Karagiannis Tanya T, Monti Stefano, Sebastiani Paola
Institute for Clinical Research and Health Policy Studies, Tufts Medical Center, Boston, MA, USA.
Division of Computational Biomedicine, Boston University School of Medicine, Boston, MA, USA.
bioRxiv. 2023 Jan 19:2023.01.17.524410. doi: 10.1101/2023.01.17.524410.
The analysis of cell type proportions in a biological sample should account for the compositional nature of the data but most analyses ignore this characteristic with the risk of producing misleading conclusions. The recent method scCODA appropriately incorporates these constraints by using a Bayesian Multinomial-Dirichlet model that requires a reference cell type to normalize the distribution of all cell types. However, a reference cell type that is stable across biological conditions may not always be available. Here, we present an approach that uses a Bayesian multinomial regression for the analysis of single cell distribution data without the need for a reference cell type.
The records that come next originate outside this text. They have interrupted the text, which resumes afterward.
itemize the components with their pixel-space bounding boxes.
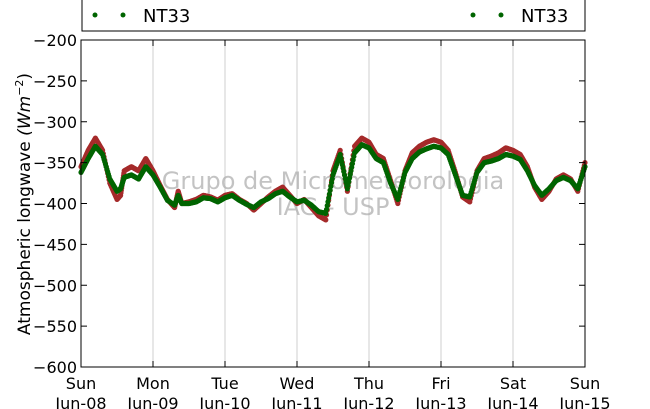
data-point xyxy=(323,206,330,213)
x-tick-label-date: Jun-13 xyxy=(414,394,466,409)
x-tick-label-day: Fri xyxy=(431,374,450,393)
data-point xyxy=(327,187,333,193)
x-tick-label-date: Jun-14 xyxy=(486,394,538,409)
y-axis-label-text: Atmospheric longwave xyxy=(15,141,35,335)
x-tick-label-day: Sun xyxy=(66,374,96,393)
y-tick-label: −300 xyxy=(33,113,77,132)
axis-ticks xyxy=(80,39,586,368)
y-axis-label-unit-close: ) xyxy=(15,73,35,80)
x-tick-label-date: Jun-15 xyxy=(558,394,610,409)
y-tick-label: −600 xyxy=(33,358,77,377)
data-point xyxy=(326,195,332,201)
x-axis-tick-labels: SunJun-08MonJun-09TueJun-10WedJun-11ThuJ… xyxy=(54,374,610,409)
x-tick-label-date: Jun-10 xyxy=(198,394,250,409)
data-point xyxy=(324,203,330,209)
x-tick-label-day: Tue xyxy=(210,374,238,393)
y-axis-tick-labels: −600 −550 −500 −450 −400 −350 −300 −250 −200 xyxy=(33,31,77,377)
x-tick-label-day: Sat xyxy=(500,374,526,393)
y-tick-label: −500 xyxy=(33,276,77,295)
y-tick-label: −200 xyxy=(33,31,77,50)
y-tick-label: −450 xyxy=(33,235,77,254)
legend-entry-label: NT33 xyxy=(521,6,568,27)
legend-marker xyxy=(470,12,476,18)
legend-marker xyxy=(92,12,98,18)
x-tick-label-day: Thu xyxy=(353,374,384,393)
x-tick-label-date: Jun-09 xyxy=(126,394,178,409)
legend-marker xyxy=(498,12,504,18)
legend-marker xyxy=(120,12,126,18)
y-axis-label-unit: (Wm xyxy=(15,96,35,136)
y-tick-label: −400 xyxy=(33,195,77,214)
y-tick-label: −550 xyxy=(33,317,77,336)
x-tick-label-day: Wed xyxy=(280,374,315,393)
legend-entry-right: NT33 xyxy=(470,6,568,27)
y-tick-label: −350 xyxy=(33,154,77,173)
y-axis-label: Atmospheric longwave (Wm−2) xyxy=(13,73,35,335)
series-layer xyxy=(78,135,588,223)
x-tick-label-day: Mon xyxy=(136,374,170,393)
x-tick-label-day: Sun xyxy=(570,374,600,393)
x-tick-label-date: Jun-11 xyxy=(270,394,322,409)
y-tick-label: −250 xyxy=(33,72,77,91)
data-point xyxy=(329,176,335,182)
x-tick-label-date: Jun-08 xyxy=(54,394,106,409)
legend: NT33 NT33 xyxy=(81,0,586,32)
legend-entry-left: NT33 xyxy=(92,6,190,27)
series-2 xyxy=(78,142,588,216)
legend-entry-label: NT33 xyxy=(143,6,190,27)
data-point xyxy=(325,199,331,205)
y-axis-label-unit-exponent: −2 xyxy=(13,80,26,96)
data-point xyxy=(323,210,329,216)
data-point xyxy=(328,179,335,186)
data-point xyxy=(323,217,329,223)
x-tick-label-date: Jun-12 xyxy=(342,394,394,409)
data-point xyxy=(326,191,332,197)
data-point xyxy=(328,183,334,190)
data-point xyxy=(337,147,343,153)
We show an implementation example using the rjags package within the R software.
对生物样本中细胞类型比例的分析应考虑数据的组成性质,但大多数分析忽略了这一特征,存在得出误导性结论的风险。最近的方法scCODA通过使用贝叶斯多项狄利克雷模型适当地纳入了这些约束条件,该模型需要一个参考细胞类型来对所有细胞类型的分布进行归一化。然而,在不同生物学条件下都稳定的参考细胞类型并非总是可用。在此,我们提出一种方法,该方法使用贝叶斯多项回归来分析单细胞分布数据,而无需参考细胞类型。我们展示了一个在R软件中使用rjags包的实现示例。